Hi, I am new to pytorch. I am trying to implement a text summarization model. As an input feature, I would like to concatenate one hot vector with word embeddings. For example, my dataset is like this 0 Mr. Clinton is teaching Algebra to the students. 1 Monkeys are playing around in the garden.
I want to concatenate words in the sentence with their hot vectors as an input to nn.embedding module ’Mr’ + [1,0,0,0], ‘Clinton’ + [1,0,0,0]… ’Monkeys’ + [0,1,0,0], ‘are’ + [0,1,0,0]…
How can I achieve this?
Any suggestion would be helpful. Thanks in advance
nn.Embedding() takes indices of words as input and gives it’s embedding as output.
The question is not clear. here are two things to clarify:
By your question, I understand that you want to concatenate each word’s embedding with its one-hot vector. Is that right? In that case, the output of the nn.Embedding() layer should be concatenated with one hot vector.
In your example, you have appended ‘Mr’, ‘Clinton’ both with [0,0,0,0]. Is it intentional to have same index for these words?
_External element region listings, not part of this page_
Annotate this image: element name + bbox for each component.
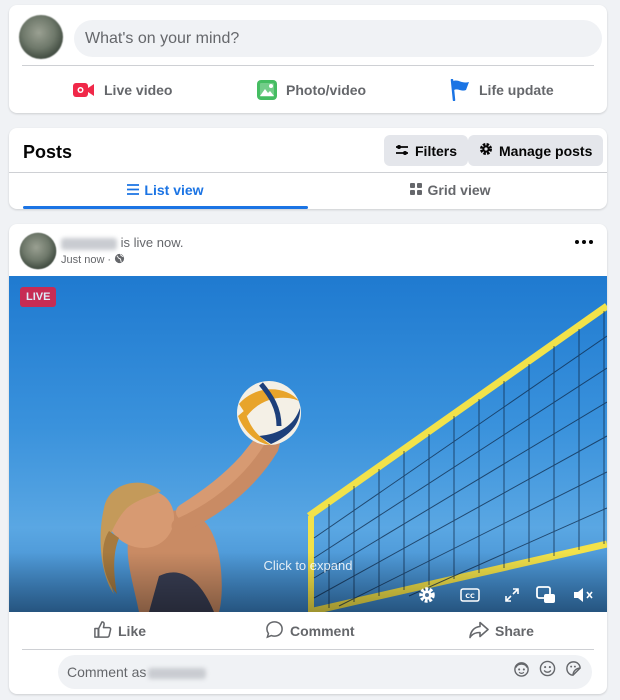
post-timestamp[interactable]: Just now (61, 254, 104, 266)
fullscreen-icon[interactable] (501, 584, 523, 606)
gear-icon (479, 142, 493, 159)
divider (22, 649, 594, 650)
life-update-button[interactable]: Life update (449, 72, 554, 108)
life-update-label: Life update (479, 82, 554, 98)
separator-dot: · (107, 254, 112, 266)
post-meta: Just now · (61, 253, 125, 267)
emoji-icon[interactable] (539, 655, 556, 689)
photo-icon (256, 79, 278, 101)
tab-list-view[interactable]: List view (23, 173, 308, 207)
globe-icon (114, 253, 125, 267)
manage-posts-label: Manage posts (499, 142, 593, 159)
more-options-button[interactable] (575, 240, 593, 244)
settings-icon[interactable] (416, 584, 438, 606)
post-header-line: is live now. (61, 235, 184, 250)
live-badge: LIVE (20, 287, 57, 307)
live-video-player[interactable]: LIVE Click to expand CC (9, 276, 607, 612)
live-video-label: Live video (104, 82, 173, 98)
create-post-card: What's on your mind? Live video Photo/vi… (9, 5, 607, 113)
captions-icon[interactable]: CC (459, 584, 481, 606)
divider (22, 65, 594, 66)
photo-video-button[interactable]: Photo/video (256, 72, 366, 108)
grid-icon (410, 182, 423, 198)
volleyball (237, 381, 301, 445)
avatar-sticker-icon[interactable] (513, 655, 530, 689)
post-card: is live now. Just now · LIVE Click to ex… (9, 224, 607, 694)
tab-grid-view-label: Grid view (427, 182, 491, 198)
comment-label: Comment (290, 623, 355, 639)
comment-button[interactable]: Comment (265, 613, 355, 649)
pip-icon[interactable] (535, 584, 557, 606)
filters-icon (395, 143, 409, 159)
live-video-button[interactable]: Live video (72, 72, 172, 108)
like-icon (93, 620, 112, 642)
photo-video-label: Photo/video (286, 82, 367, 98)
share-button[interactable]: Share (469, 613, 534, 649)
share-icon (469, 621, 489, 642)
comment-placeholder: Comment as (67, 664, 147, 680)
tab-list-view-label: List view (144, 182, 204, 198)
sticker-icon[interactable] (565, 655, 582, 689)
like-label: Like (118, 623, 147, 639)
mute-icon[interactable] (572, 584, 594, 606)
manage-posts-button[interactable]: Manage posts (468, 135, 604, 166)
like-button[interactable]: Like (93, 613, 146, 649)
filters-label: Filters (415, 142, 458, 159)
comment-input[interactable]: Comment as (58, 655, 592, 689)
flag-icon (449, 79, 471, 101)
live-status-text: is live now. (120, 235, 184, 250)
posts-header-card: Posts Filters Manage posts List view Gri… (9, 128, 607, 209)
posts-title: Posts (23, 142, 73, 162)
svg-text:CC: CC (465, 592, 475, 600)
comment-icon (265, 620, 284, 642)
avatar[interactable] (20, 233, 56, 269)
whats-on-your-mind-input[interactable]: What's on your mind? (74, 20, 602, 57)
avatar[interactable] (19, 15, 63, 59)
active-tab-indicator (23, 206, 308, 209)
list-icon (127, 182, 140, 198)
filters-button[interactable]: Filters (384, 135, 469, 166)
author-name-redacted[interactable] (61, 237, 117, 250)
live-video-icon (72, 81, 96, 99)
share-label: Share (495, 623, 534, 639)
click-to-expand-text[interactable]: Click to expand (9, 558, 607, 573)
comment-tools (513, 655, 582, 689)
post-actions: Like Comment Share (9, 613, 607, 649)
commenter-name-redacted (148, 667, 207, 679)
tab-grid-view[interactable]: Grid view (308, 173, 593, 207)
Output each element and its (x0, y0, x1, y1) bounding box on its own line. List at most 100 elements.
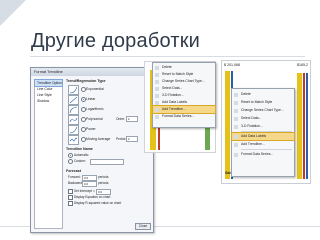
menu-item-label: Format Data Series... (162, 114, 195, 118)
intercept-field[interactable]: 0.0 (96, 188, 111, 195)
menu-item-label: Format Data Series... (241, 152, 274, 156)
order-field[interactable]: 2 (126, 116, 138, 122)
period-label: Period: (116, 136, 127, 141)
menu-item-label: 3-D Rotation... (241, 124, 263, 128)
menu-item-label: Reset to Match Style (162, 72, 194, 76)
radio-name-custom[interactable] (68, 159, 73, 164)
menu-separator (241, 131, 292, 132)
slide-corner-decoration (0, 0, 26, 26)
menu-separator (241, 149, 292, 150)
format-trendline-dialog: Format Trendline x Trendline Options Lin… (30, 67, 154, 233)
chart-context-menu: Delete Reset to Match Style Change Serie… (231, 88, 295, 177)
chart-type-icon (234, 108, 238, 113)
backward-label: Backward: (68, 181, 83, 185)
menu-item-label: 3-D Rotation... (162, 93, 184, 97)
set-intercept-checkbox[interactable] (68, 189, 73, 194)
option-label: Exponential (86, 86, 104, 91)
menu-item-reset-style[interactable]: Reset to Match Style (232, 99, 294, 106)
data-labels-icon (234, 134, 238, 139)
display-equation-checkbox[interactable] (68, 195, 73, 200)
display-r2-label: Display R-squared value on chart (74, 201, 122, 205)
menu-item-label: Delete (241, 92, 251, 96)
name-custom-label: Custom: (74, 159, 86, 163)
title-divider (30, 56, 305, 57)
menu-item-format-data-series[interactable]: Format Data Series... (153, 113, 215, 120)
menu-item-label: Reset to Match Style (241, 100, 273, 104)
menu-item-add-data-labels[interactable]: Add Data Labels (231, 132, 295, 141)
power-curve-icon (68, 125, 79, 135)
format-icon (155, 114, 159, 119)
chart-top-label-left: $ 201,068 (224, 63, 240, 67)
menu-item-select-data[interactable]: Select Data... (153, 85, 215, 92)
order-label: Order: (116, 116, 126, 121)
radio-name-automatic[interactable] (68, 153, 73, 158)
custom-name-field[interactable] (90, 159, 124, 165)
option-label: Linear (86, 96, 96, 101)
page-title: Другие доработки (31, 30, 201, 52)
close-button[interactable]: Close (135, 223, 151, 230)
format-icon (234, 152, 238, 157)
menu-item-add-trendline[interactable]: Add Trendline... (152, 105, 216, 114)
menu-item-label: Add Data Labels (162, 100, 188, 104)
name-automatic-label: Automatic: (74, 153, 90, 157)
moving-average-icon (68, 135, 79, 145)
logarithmic-curve-icon (68, 105, 79, 115)
reset-icon (234, 100, 238, 105)
menu-item-label: Add Data Labels (241, 134, 267, 138)
rotation-icon (234, 124, 238, 129)
select-data-icon (234, 116, 238, 121)
section-heading-type: Trend/Regression Type (66, 79, 106, 83)
section-heading-forecast: Forecast (66, 169, 81, 173)
menu-item-format-data-series[interactable]: Format Data Series... (232, 151, 294, 158)
chart-bar-yellow (225, 71, 230, 179)
menu-item-label: Add Trendline... (241, 142, 265, 146)
forward-label: Forward: (68, 175, 81, 179)
exponential-curve-icon (68, 85, 79, 95)
set-intercept-label: Set Intercept = (74, 189, 95, 193)
display-r2-checkbox[interactable] (68, 201, 73, 206)
menu-item-label: Select Data... (241, 116, 262, 120)
polynomial-curve-icon (68, 115, 79, 125)
chart-bar-blue-right (306, 73, 308, 179)
rotation-icon (155, 93, 159, 98)
dialog-titlebar: Format Trendline x (31, 68, 153, 76)
section-heading-name: Trendline Name (66, 147, 93, 151)
menu-item-label: Change Series Chart Type... (241, 108, 284, 112)
linear-line-icon (68, 95, 79, 105)
menu-item-3d-rotation[interactable]: 3-D Rotation... (153, 92, 215, 99)
menu-item-add-data-labels[interactable]: Add Data Labels (153, 99, 215, 106)
forward-periods-label: periods (98, 175, 109, 179)
series-context-menu: Delete Reset to Match Style Change Serie… (152, 62, 216, 128)
menu-item-change-chart-type[interactable]: Change Series Chart Type... (153, 78, 215, 85)
menu-item-delete[interactable]: Delete (153, 64, 215, 71)
menu-item-label: Add Trendline... (162, 107, 186, 111)
menu-item-label: Select Data... (162, 86, 183, 90)
trendline-icon (234, 142, 238, 147)
option-label: Polynomial (86, 116, 103, 121)
trendline-options-panel: Trend/Regression Type Exponential Linear… (64, 79, 150, 227)
menu-item-reset-style[interactable]: Reset to Match Style (153, 71, 215, 78)
trendline-icon (155, 107, 159, 112)
chart-top-label-right: $165,2 (297, 63, 308, 67)
display-equation-label: Display Equation on chart (74, 195, 111, 199)
nav-item-shadow[interactable]: Shadow (35, 98, 62, 104)
chart-bar-red-right (303, 73, 305, 179)
backward-periods-label: periods (98, 181, 109, 185)
menu-item-add-trendline[interactable]: Add Trendline... (232, 141, 294, 148)
menu-item-change-chart-type[interactable]: Change Series Chart Type... (232, 107, 294, 114)
menu-item-label: Change Series Chart Type... (162, 79, 205, 83)
delete-icon (155, 65, 159, 70)
backward-field[interactable]: 0.0 (82, 180, 97, 187)
option-label: Moving Average (86, 136, 111, 141)
menu-item-label: Delete (162, 65, 172, 69)
select-data-icon (155, 86, 159, 91)
dialog-title: Format Trendline (34, 70, 63, 74)
data-labels-icon (155, 100, 159, 105)
period-field[interactable]: 2 (126, 136, 138, 142)
chart-type-icon (155, 79, 159, 84)
option-label: Power (86, 126, 96, 131)
menu-item-select-data[interactable]: Select Data... (232, 115, 294, 122)
menu-item-3d-rotation[interactable]: 3-D Rotation... (232, 123, 294, 130)
option-label: Logarithmic (86, 106, 104, 111)
menu-item-delete[interactable]: Delete (232, 91, 294, 98)
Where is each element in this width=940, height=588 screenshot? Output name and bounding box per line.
Yes, I want to concatenate each word’s embedding with one hot vector. Basically, each sentence in the dataset is represented by one value which ranges from 0(min) to 3(max). First I am converting these numbers into one hot vector i.e. 0 = [1,0,0,0], 1 = [0,1,0,0], 2=[0,0,1,0] and 3 = [0,0,0,1]
I know that the output of nn.embedding layer must be concatenated with one hot vector, but I do not understand how can I achieve it for every single word of sentence.
For your second point, yes it is intentional to concatenate same index of that particular sentence with each word in that line.so if the dataset has following lines.
0 Mr. Clinton is teaching Algebra to the students. 1 Monkeys are playing around in the garden. 3 Oxygen is essential for life on earth. 2 Honesty is the best policy.
Then concatenation should be [‘Mr. Clinton’] + [1,0,0,0] , [‘is’] + [1,0,0,0] , [‘teaching’] + [1,0,0,0], … . [‘Monkeys’] + [0,1,0,0] , [‘are’] + [0,1,0,0] , [‘playing’] + [0,1,0,0], … [‘Oxygen’] + [0,0,0,1] , [‘is’] + [0,0,0,1] , [‘essential’] + [0,0,0,1], … [‘Honesty’] + [0,0,1,0] , [‘is’] + [0,0,1,0] , [‘the’] + [0,0,1,0], …
(sorry I edited my previous post a bit, hot vectors were not represented in right manner)
But at the time of concatenation, I am getting this error 'RuntimeError: expected Variable as element 1 in argument 0, but got tuple’
As output of nn.embedding and hot vector are of different datatype.
What I am doing wrong and how can I solve this? looking for your suggestion. I am using pytorch 0.3.
As suggested by some solutions, I am trying to convert datatype of one_hot by appending .float() but it is also not working. Can someone please suggest me some solution for this.